For Steinkopf and Nelson, the holiday season starts in October, when they start dreaming up ideas and planning how to execute them. They also go to an annual holiday house tour in Nisswa, Minn., to get ideas, an event they like because it’s a fundraiser for the local food shelf.

Whenever they’re out shopping, they snap pictures of whatever catches their eye and send them to each other. Then, when it’s time to start decorating, usually in early November, they spread all of Steinkopf’s decorations on the floor and get to work. When they’re done, they flip on the holiday lights and toast their efforts with a glass of white wine.

Steinkopf’s husband sometimes joins them in celebrating the pull-out-the-stops decor. “He was bah-humbug at first, but he loves it now,” said Nelson.

After the holidays, they shop end-of-season sales, and Steinkopf stores her new finds for next year.

Friends for all seasons

The friends also spend time together when they’re not decorating, sometimes once or twice a week, sometimes every two or three months when Nelson is in Arizona, where she lives part time.

They’ve also traveled together, to Spain and Portugal, with Nelson’s adult daughter.

“She has a family,” said Steinkopf. “But she’s like part of our family. She’s at every party we have, and the kids’ graduations.”

When it comes to hosting parties, which Steinkopf said doesn’t come naturally to her, she also relies on Nelson as a mentor.

“She brings so much wisdom to me,” Steinkopf said. “Entertaining is not my gift, but she taught me how to do it, and helps me through it. I’ve gotten so much better at the gift of hospitality.”

Like any friendship, they’ve weathered ups and downs together.

“We’ve been through a lot. It’s not always joyful,” said Steinkopf. One year, when Steinkopf’s late father was battling brain cancer, and she traveled to be with him, Nelson took care of the holiday decor.

“It was nice to come home and have all my Christmas decorations up,” Steinkopf said.
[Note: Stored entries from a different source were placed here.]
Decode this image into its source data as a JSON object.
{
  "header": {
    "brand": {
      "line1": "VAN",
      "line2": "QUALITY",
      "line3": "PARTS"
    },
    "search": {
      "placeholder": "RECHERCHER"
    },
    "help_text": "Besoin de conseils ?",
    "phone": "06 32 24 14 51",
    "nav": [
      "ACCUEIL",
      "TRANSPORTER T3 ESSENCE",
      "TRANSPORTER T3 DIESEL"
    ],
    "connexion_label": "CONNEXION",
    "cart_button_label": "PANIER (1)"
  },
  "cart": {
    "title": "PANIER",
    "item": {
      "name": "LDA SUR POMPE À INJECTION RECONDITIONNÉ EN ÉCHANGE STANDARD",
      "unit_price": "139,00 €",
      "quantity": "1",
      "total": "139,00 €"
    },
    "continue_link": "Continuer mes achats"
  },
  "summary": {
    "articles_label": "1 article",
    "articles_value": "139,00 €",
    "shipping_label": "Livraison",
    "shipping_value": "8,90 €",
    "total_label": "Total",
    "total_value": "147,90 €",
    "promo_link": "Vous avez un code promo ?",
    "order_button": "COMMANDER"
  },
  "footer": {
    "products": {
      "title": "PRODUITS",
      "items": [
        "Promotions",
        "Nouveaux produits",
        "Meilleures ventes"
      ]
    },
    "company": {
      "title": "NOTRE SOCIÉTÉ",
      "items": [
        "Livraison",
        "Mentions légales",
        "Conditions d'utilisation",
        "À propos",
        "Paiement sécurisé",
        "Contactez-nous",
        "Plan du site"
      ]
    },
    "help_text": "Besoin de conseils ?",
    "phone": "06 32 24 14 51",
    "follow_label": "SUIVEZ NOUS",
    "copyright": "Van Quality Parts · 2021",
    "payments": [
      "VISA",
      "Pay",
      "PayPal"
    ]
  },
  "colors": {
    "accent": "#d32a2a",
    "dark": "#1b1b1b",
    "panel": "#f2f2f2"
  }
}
Another year while decorating, Nelson was on a ladder when she experienced a painful leg spasm, and Steinkopf rushed her to the hospital.

“Now they won’t let me go on ladders,” Nelson said.

Surprisingly, they’ve never had a disagreement.

“We’re both easygoing people,” said Steinkopf.

“I can’t imagine what we would disagree about,” said Nelson. “We’re both little kids at heart. Doesn’t everybody dream of a friend like that?”